I searched for a suitable subject. Probably not the moment to mention imaginary amorphic demons and how they’d convinced me they were real. The daily ins and outs of my subsequent breakdown weren’t light topics for drinks chit-chat either. Nor was informing him tiny silver flames licked across his shoulders every time he took a swallow of rosé. I cast around, brown and orange vying for prominence. The thing was, absolutely nothing else defined me.
“Tell me what you do for a living,” said Florian, back to his normal self. “You already know all about my job.”
And it couldn’t be more different. Florian worked the land creating magic, whereas I used my money to help myself to the fruits of other people’s labours, raped them for profit, then destroyed them.
“I live and work in London,” I hedged.
Ah, what the hell. There was no point sugarcoating it. He must have met plenty of wealthy Parisians similar to me. “I’m a venture capitalist. We acquire struggling businesses, or undervalued businesses, and, if we can, we increase their worth by streamlining their assets. If we can’t, we sell the assets on.”
Florian laughed. “I have no idea what any of that really means, except that it sounds like it makes you a pile of money.”
“Most people don’t understand it,” I agreed. “It’s smoke and mirrors. And yes, it makes my business partner and I an awful amount of money.”
“Good for you.”
I sensed his attraction to me lessen a fraction. Maybe I should have lied that I was a postman or something and conjured up a witty anecdote about a snappy dog and a letterbox.
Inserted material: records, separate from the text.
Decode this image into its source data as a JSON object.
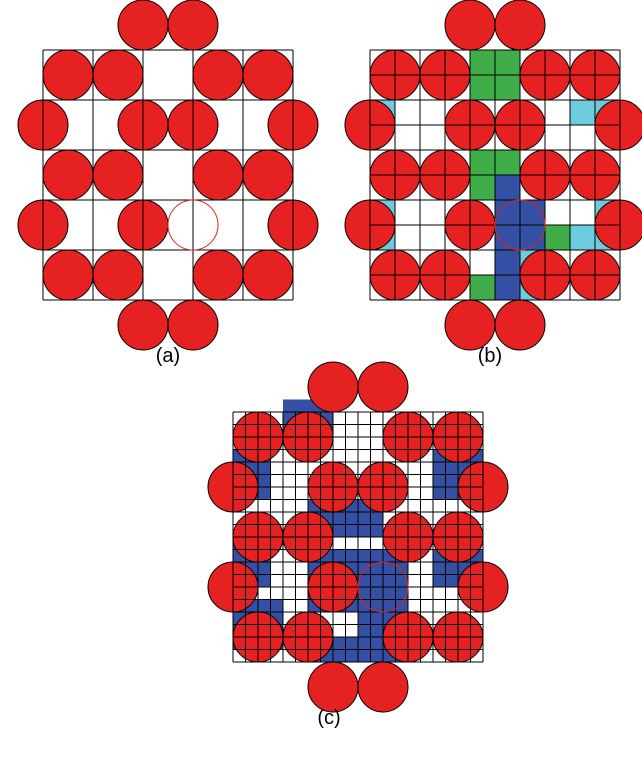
{
  "colors": {
    "particle": "#e52121",
    "outline": "#000000",
    "grid_line": "#000000",
    "probe": "#e52121",
    "cell_blue": "#3450a4",
    "cell_cyan": "#6ccbdc",
    "cell_green": "#3fae49",
    "background": "#ffffff"
  },
  "panels": [
    {
      "id": "a",
      "caption": "(a)"
    },
    {
      "id": "b",
      "caption": "(b)"
    },
    {
      "id": "c",
      "caption": "(c)"
    }
  ]
}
“And has having all that money made you happy?”
Seemed we were launching straight into a serious conversation after all. Two guileless sea-green eyes studied mine, set above cheekbones that could slice a baguette. I had an insane urge to stroke my thumb across one of them; I’d have to settle for trying to sketch them later.
“That’s a difficult question to answer, Florian.” I took a sip of wine, framing my thoughts. “I used to think it did, and then…” I took a shaky breath. “You know I mentioned I’d been ill, after my mother died?” He gave a cautious nod. “It’s a bit more complicated than that. I’ve, well, I’ve spent the best part of this year as an inpatient in a psychiatric hospital.”